Seeking the chance to take on issues such as growth, traffic and the disruption caused by roadwork along Main Street, seven candidates are on the ballot for Bel Air's biennial election.
They are actively posting signs, mailing fliers, making calls and going door to door. Mayor Terence O. Hanley is stumping from a tractor-drawn hay wagon carrying volunteers through town streets this weekend.
"We need to keep Bel Air alive and growing," said Edward Hopkins III, who has managed campaigns for others and is now running his own. "I think we all have a single-minded purpose to do what is right for this community."
In addition to Hanley and Hopkins, who works at the Maryland Emergency Management Agency in Reisterstown, the candidates vying for the three seats up for grabs on Nov. 6 include a former mayor, a recently appointed commissioner, the Planning Commission chairman, a state prosecutor and a volunteer firefighter.
"The issues are the same for each candidate," Hopkins said. "It is all about working with business and community leaders. But it also about being there for the citizen concerned about speeding in his neighborhood."
Hanley, who is seeking a second term, said he "likes the job enough to do it again." His four years in office, including the past two as the board chairman - which carries the honorary title of mayor - have been a learning experience, mostly about building bridges, he said.
"I have built invaluable relationships throughout the county and state," said Hanley, 43, a mortgage company owner. "I am hoping the citizens can put their trust in me for four more years."
Hanley has been involved with state officials on the $8.8 million Main Street revitalization, and has tried to allay the concerns of downtown business owners who have seen a drop in sales as the project impedes pedestrians and vehicles.
Town officials also are working on a comprehensive rezoning that will shape the town's future for the next 10 years, and his experience will be an asset, he said.
"It would be good to have a seasoned commissioner in place," Hanley said.
He considers the transformation of Reckord Armory into a thriving community center after a $220,000 restoration last year a highlight of his tenure, he said.

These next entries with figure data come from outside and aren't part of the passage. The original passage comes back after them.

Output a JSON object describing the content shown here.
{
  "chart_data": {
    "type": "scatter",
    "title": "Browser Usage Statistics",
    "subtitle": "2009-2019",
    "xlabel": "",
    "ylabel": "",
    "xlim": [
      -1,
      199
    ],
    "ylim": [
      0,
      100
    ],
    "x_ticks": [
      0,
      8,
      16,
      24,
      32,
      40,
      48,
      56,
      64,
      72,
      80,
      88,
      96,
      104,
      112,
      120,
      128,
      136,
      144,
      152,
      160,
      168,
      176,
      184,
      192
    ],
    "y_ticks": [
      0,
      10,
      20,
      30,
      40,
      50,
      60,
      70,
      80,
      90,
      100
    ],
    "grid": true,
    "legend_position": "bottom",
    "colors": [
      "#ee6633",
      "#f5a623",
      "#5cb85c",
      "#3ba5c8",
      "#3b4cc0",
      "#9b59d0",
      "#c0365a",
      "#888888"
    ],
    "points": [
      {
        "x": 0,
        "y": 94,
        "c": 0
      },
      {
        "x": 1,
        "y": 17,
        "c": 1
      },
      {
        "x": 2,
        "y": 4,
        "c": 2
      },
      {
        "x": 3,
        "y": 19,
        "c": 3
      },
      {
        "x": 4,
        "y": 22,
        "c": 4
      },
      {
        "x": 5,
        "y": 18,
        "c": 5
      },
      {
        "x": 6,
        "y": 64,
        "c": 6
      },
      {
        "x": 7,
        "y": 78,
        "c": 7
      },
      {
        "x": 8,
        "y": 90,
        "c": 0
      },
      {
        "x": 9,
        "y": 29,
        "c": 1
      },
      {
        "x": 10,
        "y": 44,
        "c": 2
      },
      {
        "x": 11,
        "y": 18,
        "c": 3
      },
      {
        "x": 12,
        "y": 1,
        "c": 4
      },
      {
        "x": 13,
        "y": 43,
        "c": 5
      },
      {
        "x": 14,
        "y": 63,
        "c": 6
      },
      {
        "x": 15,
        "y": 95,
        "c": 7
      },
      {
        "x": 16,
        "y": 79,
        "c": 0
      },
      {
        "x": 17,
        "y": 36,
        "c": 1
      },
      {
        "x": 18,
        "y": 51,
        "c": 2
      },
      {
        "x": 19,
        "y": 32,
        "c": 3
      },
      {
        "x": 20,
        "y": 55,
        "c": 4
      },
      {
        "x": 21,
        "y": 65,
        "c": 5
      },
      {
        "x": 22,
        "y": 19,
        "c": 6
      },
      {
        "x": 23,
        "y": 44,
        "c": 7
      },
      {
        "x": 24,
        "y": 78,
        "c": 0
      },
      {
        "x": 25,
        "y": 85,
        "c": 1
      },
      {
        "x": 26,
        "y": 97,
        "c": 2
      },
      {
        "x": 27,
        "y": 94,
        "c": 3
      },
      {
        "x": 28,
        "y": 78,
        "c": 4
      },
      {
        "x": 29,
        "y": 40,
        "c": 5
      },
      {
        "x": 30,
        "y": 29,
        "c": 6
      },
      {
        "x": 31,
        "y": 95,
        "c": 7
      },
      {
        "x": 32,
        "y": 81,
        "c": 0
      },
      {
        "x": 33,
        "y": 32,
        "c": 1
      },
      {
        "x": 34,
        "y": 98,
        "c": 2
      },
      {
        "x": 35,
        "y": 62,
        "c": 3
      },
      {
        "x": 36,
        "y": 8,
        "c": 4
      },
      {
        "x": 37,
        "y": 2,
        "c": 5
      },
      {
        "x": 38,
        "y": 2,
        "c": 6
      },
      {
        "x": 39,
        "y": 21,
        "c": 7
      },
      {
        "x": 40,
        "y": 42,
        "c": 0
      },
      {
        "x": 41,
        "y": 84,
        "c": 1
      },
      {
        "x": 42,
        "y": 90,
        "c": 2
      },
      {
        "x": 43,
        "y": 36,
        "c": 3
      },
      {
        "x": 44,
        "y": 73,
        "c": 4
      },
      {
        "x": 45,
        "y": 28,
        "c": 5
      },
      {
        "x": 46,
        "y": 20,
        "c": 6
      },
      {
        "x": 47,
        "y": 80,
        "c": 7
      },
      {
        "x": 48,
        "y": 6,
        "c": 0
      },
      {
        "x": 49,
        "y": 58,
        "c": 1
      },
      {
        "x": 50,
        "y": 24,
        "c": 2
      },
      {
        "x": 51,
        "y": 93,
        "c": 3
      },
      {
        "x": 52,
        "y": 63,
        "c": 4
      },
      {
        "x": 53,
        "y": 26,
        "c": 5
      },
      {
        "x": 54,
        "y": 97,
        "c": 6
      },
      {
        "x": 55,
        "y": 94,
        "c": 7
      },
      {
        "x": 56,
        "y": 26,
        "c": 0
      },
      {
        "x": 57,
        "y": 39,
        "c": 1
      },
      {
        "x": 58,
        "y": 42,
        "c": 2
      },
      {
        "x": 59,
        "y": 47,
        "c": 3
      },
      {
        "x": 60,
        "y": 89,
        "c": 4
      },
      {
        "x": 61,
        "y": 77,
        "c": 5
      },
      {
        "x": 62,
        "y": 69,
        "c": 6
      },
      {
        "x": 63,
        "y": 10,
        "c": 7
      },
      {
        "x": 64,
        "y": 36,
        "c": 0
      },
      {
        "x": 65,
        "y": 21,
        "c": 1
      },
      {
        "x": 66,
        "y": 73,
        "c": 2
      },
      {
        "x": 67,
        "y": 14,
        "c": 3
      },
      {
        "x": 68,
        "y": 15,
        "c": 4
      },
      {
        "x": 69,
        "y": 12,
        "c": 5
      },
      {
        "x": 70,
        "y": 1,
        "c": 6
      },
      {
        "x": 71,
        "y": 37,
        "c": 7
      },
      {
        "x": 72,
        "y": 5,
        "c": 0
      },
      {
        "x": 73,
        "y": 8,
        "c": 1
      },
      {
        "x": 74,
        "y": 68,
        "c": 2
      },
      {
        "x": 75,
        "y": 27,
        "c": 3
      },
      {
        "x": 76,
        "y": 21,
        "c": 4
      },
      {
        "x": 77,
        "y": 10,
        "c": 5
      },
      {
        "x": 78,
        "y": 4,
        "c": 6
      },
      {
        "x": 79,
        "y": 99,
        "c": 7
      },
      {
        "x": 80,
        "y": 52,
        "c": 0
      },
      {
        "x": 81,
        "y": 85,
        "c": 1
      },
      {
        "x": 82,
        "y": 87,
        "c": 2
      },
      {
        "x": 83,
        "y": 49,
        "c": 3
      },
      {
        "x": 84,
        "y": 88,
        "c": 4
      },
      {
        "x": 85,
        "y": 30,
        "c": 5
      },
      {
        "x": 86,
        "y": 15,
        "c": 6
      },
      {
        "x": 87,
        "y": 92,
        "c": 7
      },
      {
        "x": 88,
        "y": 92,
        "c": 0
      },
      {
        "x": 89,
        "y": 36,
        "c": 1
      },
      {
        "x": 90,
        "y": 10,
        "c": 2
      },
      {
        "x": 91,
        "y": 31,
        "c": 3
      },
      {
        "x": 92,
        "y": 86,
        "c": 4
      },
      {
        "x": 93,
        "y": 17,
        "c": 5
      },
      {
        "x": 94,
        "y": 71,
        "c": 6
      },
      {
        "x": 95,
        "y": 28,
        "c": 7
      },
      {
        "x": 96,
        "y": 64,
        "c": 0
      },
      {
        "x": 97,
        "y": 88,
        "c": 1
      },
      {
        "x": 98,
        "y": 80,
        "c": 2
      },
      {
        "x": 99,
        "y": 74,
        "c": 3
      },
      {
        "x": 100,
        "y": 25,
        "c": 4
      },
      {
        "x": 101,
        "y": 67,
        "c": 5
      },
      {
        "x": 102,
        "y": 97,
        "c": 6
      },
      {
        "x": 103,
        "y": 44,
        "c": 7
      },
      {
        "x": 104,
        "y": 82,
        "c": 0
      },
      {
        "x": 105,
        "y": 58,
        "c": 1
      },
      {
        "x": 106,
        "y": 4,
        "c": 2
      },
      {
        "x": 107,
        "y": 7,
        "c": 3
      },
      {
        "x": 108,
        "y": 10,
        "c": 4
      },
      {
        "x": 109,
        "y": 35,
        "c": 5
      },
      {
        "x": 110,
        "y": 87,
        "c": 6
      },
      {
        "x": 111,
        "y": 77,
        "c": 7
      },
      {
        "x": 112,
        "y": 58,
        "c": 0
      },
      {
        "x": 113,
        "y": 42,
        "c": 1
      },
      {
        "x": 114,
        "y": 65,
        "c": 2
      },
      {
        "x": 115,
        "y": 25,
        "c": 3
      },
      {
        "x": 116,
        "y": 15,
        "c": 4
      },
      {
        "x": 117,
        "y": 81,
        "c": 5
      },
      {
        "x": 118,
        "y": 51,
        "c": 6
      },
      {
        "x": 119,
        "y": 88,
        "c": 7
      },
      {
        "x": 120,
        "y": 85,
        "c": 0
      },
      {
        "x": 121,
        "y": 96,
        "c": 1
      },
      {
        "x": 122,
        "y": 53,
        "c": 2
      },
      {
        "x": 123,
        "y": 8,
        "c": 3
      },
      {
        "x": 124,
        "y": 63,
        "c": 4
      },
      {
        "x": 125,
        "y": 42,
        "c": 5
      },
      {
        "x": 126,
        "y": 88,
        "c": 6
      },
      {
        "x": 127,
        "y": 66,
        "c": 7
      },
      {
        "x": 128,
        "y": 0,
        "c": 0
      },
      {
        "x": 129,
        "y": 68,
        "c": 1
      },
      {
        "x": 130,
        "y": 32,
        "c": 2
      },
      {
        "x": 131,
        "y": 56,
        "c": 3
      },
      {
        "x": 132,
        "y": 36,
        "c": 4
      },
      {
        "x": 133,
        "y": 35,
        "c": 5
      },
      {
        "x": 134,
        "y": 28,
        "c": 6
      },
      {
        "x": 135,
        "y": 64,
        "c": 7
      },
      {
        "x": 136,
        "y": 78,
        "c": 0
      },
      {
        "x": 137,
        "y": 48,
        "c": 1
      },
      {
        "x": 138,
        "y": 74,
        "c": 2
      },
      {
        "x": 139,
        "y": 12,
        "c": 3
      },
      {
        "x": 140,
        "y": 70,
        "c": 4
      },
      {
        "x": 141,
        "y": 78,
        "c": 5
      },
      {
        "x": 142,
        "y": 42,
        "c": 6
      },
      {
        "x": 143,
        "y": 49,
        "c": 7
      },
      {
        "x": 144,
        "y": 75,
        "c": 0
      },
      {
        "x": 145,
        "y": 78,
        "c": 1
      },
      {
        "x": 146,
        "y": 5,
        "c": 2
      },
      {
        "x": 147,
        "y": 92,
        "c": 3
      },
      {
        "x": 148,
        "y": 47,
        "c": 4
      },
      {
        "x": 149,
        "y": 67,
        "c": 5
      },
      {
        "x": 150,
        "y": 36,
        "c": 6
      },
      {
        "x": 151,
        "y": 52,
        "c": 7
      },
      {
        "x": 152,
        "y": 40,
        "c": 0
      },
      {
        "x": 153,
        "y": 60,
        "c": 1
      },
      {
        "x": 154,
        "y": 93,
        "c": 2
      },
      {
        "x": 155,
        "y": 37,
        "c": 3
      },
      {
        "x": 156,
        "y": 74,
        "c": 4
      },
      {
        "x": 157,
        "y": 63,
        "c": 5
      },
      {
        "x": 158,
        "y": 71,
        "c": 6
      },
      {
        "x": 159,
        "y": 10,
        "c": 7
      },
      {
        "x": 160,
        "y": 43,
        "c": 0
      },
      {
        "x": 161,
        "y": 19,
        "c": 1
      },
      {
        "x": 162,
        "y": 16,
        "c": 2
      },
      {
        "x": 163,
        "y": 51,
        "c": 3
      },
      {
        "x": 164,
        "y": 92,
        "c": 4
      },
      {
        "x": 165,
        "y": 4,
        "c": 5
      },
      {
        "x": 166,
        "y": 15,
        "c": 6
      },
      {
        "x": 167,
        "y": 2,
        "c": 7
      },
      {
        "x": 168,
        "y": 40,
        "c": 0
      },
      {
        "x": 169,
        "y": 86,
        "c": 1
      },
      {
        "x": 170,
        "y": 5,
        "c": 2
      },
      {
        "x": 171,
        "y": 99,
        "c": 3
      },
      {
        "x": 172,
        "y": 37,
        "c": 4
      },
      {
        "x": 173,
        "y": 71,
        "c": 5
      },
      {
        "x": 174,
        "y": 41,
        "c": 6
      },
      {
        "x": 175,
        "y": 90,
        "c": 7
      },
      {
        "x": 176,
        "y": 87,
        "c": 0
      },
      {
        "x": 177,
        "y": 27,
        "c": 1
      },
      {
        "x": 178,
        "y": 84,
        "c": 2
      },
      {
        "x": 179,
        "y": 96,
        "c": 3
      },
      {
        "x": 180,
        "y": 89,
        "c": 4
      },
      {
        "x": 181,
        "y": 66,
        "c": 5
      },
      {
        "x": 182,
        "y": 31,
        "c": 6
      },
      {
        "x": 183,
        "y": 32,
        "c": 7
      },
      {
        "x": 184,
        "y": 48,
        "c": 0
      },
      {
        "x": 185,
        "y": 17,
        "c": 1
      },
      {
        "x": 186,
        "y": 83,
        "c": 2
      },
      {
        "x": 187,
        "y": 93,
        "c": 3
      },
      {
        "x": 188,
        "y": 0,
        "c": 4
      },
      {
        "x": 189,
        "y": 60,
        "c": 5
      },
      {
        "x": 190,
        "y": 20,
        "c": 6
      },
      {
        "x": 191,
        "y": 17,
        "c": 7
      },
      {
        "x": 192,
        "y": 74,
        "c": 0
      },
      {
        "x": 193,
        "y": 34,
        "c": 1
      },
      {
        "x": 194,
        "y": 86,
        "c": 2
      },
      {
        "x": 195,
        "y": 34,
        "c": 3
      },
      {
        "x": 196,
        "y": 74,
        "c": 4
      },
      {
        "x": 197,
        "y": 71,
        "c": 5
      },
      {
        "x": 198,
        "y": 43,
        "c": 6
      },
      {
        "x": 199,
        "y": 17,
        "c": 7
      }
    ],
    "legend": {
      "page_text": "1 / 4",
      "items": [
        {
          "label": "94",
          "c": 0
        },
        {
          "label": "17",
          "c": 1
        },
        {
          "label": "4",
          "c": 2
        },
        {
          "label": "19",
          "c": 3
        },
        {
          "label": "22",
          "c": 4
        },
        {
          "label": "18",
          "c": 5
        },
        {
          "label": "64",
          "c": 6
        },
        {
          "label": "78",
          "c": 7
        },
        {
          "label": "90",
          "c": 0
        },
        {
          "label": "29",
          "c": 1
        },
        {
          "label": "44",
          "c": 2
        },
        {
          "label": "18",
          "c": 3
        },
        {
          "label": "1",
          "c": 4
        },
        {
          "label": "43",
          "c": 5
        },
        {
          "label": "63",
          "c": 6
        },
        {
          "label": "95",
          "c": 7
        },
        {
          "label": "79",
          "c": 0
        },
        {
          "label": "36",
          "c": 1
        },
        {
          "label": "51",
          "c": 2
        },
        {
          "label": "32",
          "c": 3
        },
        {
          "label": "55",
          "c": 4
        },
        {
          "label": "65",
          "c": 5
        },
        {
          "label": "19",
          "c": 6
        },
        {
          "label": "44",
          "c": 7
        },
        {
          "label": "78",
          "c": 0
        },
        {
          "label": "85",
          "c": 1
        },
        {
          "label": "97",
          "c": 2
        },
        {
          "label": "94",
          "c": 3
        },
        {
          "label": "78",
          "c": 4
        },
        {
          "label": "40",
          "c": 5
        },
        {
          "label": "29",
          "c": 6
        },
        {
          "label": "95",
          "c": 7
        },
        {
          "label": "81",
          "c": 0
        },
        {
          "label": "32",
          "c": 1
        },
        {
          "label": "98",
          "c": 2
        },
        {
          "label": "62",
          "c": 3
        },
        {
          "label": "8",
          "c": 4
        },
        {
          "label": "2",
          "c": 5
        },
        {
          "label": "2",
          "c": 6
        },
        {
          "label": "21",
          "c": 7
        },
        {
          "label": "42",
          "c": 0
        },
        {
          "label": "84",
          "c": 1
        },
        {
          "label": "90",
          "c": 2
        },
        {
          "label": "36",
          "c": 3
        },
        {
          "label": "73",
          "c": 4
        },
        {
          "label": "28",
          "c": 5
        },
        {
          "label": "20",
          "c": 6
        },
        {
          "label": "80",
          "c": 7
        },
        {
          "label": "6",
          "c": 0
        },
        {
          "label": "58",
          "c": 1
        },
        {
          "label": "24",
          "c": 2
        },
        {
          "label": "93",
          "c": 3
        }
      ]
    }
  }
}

James M. Decker, a former commissioner seeking a return to office, said he had the foresight to insist the town purchase the turn-of-the-century building during his tenure.
Decker, 79, has the most experienced in town government, which he says means he "can hit the floor running." He served a term on the commission, including a year as mayor, spent a decade on the town's Board of Zoning Appeals and another 10 years on the Planning Commission, including five years as chairman.
"With only 2.9 square miles, there is not much geography left to develop," Decker said. "We have managed to get more homes and places to shop and eat, but with that, we have also gotten the traffic."
Zoning, which governs everything from building height to facade guidelines, is critical to preserving Bel Air's small-town atmosphere, he said.
Patrick T. Richards, 42, the current Planning Commission chairman, said growth issues figured into his decision to run. Of particular concern is what BRAC, the expansion of military bases coming to Aberdeen Proving Ground, will mean to the county seat, he said. Harford's population will grow by thousands of residents in the next four years, according to BRAC officials.
"The county and town will have crucial growth issues to work through," Richards said. "We will have to take a more global view of development and how it affects town citizens."
Richards, who manages corporate real estate for Laureate Education Inc., said his business experience will help him deal with development pressures.
John W. Janowich, 49, owned two small businesses in the county before he opened a law practice in Bel Air. Now an assistant public defender, he is running for commissioner "to make sure we maintain the services and high quality of life that we have now," he said.
"It is time for me to give back to the community," Janowich said. "We have to preserve the past and our small-town values, as we prepare for the future, especially for BRAC, and keep up with population growth. There will have to be a balance."
Robert J. Reier, 42, is seeking to continue in the job to which he was appointed nearly a year ago to fill out the term of James V. McMahan, who moved on after being elected to the County Council.
"It has been an educational experience that has involved me in many town events," Reier said.
With a chiropractic practice in town, Reier said he understands the concerns of the business community, particularly about traffic and parking.
"The fact that there are no hot-button issues in this campaign means the commission is doing its job," Reier said.